To analyze this nuance, the researchers introduced a new metric called Difficulty-aligned Reasoning Gain (DRG). This measure assesses how closely an AI’s errors align with actual student error rates.
The analysis revealed that models with similar accuracy rates could exhibit markedly different DRG values. This indicates that seemingly comparable models may actually struggle with distinct types of problems.
Interestingly, the effectiveness of allowing AI more computational time before answering varied based on problem difficulty. For challenging questions that humans often missed, giving AI more time to think improved performance. However, for relatively simple problems, this extra processing sometimes led to overthinking and incorrect answers.

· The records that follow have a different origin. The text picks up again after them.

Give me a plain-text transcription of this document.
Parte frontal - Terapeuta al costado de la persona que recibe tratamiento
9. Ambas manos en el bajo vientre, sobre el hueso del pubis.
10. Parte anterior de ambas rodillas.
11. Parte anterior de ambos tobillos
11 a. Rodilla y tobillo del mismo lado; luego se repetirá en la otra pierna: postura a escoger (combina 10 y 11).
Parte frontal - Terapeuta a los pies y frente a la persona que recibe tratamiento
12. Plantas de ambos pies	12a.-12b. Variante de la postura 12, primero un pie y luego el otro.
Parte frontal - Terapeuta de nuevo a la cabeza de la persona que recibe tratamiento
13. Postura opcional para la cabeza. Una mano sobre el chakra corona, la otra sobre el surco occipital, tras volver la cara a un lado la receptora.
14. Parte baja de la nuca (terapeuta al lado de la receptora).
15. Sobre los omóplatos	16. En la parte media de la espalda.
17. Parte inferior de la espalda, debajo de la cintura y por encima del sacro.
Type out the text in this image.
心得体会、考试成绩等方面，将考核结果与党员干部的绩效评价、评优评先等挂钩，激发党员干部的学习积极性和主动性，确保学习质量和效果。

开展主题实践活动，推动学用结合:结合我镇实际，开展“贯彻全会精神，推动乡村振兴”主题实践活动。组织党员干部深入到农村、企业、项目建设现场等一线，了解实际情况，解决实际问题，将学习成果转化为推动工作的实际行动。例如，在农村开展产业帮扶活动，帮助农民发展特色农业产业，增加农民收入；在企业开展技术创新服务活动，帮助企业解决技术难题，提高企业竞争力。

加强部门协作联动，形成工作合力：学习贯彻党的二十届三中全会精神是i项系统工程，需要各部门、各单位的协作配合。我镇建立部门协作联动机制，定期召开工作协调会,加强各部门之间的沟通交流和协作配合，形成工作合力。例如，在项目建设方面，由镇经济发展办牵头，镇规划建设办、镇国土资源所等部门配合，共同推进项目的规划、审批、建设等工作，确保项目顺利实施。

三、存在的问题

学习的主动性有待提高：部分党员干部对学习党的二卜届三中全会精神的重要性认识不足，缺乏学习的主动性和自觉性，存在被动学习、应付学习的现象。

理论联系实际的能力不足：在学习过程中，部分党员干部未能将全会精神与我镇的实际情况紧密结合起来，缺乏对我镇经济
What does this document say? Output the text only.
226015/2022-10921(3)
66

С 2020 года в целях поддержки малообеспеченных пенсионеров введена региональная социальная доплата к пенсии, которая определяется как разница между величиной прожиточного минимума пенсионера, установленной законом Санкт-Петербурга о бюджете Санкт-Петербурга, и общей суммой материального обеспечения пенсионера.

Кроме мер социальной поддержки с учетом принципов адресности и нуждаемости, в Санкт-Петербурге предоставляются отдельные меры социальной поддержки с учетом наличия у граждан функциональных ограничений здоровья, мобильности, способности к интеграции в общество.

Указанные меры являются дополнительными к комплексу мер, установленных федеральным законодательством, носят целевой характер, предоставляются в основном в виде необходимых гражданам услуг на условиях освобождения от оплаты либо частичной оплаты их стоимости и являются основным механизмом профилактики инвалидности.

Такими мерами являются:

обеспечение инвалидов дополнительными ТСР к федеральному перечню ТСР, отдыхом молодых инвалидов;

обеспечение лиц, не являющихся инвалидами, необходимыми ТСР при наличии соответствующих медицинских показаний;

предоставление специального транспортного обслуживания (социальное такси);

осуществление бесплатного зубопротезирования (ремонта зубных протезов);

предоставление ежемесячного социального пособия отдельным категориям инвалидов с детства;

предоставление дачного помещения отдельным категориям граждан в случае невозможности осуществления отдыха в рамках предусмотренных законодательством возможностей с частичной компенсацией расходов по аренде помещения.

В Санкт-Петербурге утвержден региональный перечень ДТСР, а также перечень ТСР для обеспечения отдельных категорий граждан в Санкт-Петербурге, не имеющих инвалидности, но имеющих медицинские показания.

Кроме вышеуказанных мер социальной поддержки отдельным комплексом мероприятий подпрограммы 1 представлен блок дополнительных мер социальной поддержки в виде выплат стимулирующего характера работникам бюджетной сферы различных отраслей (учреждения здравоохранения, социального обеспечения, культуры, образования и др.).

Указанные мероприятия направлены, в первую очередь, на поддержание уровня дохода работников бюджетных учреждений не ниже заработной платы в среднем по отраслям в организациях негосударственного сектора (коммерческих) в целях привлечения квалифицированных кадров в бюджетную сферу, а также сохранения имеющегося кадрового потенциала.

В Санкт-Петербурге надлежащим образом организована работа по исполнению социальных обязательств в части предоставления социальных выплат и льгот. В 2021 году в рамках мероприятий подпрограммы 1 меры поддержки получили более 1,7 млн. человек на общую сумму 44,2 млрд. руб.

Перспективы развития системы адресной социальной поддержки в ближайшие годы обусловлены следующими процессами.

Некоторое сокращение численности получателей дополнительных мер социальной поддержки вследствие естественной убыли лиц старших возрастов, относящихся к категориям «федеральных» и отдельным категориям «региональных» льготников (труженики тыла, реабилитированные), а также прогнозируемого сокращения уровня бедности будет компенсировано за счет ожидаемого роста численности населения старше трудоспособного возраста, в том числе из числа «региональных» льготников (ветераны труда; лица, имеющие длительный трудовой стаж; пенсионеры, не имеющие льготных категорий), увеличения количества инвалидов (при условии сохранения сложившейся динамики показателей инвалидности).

These findings underscore the need for AI performance evaluations to move beyond simplistic score comparisons. While AI models are often ranked based on their proficiency in math, coding, general knowledge, and language, identical scores can mask significant differences in real-world reliability, depending on the nature of the errors made.
This research also highlights the potential of South Korea’s standardized college entrance exam data. With its annual administration and accumulated statistics on test-taker performance for each question, this dataset could offer a more nuanced tool for evaluating AI’s mathematical problem-solving abilities.
As AI increasingly tackles complex decision-making tasks beyond basic calculations, industry experts argue that evaluation methods must evolve. This is particularly crucial in high-stakes fields like education, healthcare, and finance, where AI errors could have severe consequences. In these domains, understanding whether an AI struggles with genuinely difficult problems or makes unexpected errors on simpler tasks could be critical.
The research team concludes that accuracy alone is insufficient to differentiate between problem-solving approaches. They propose that standardized exam data with robust test-taker statistics, such as those from South Korea’s college entrance exam, could serve as a new benchmark for assessing AI reasoning capabilities.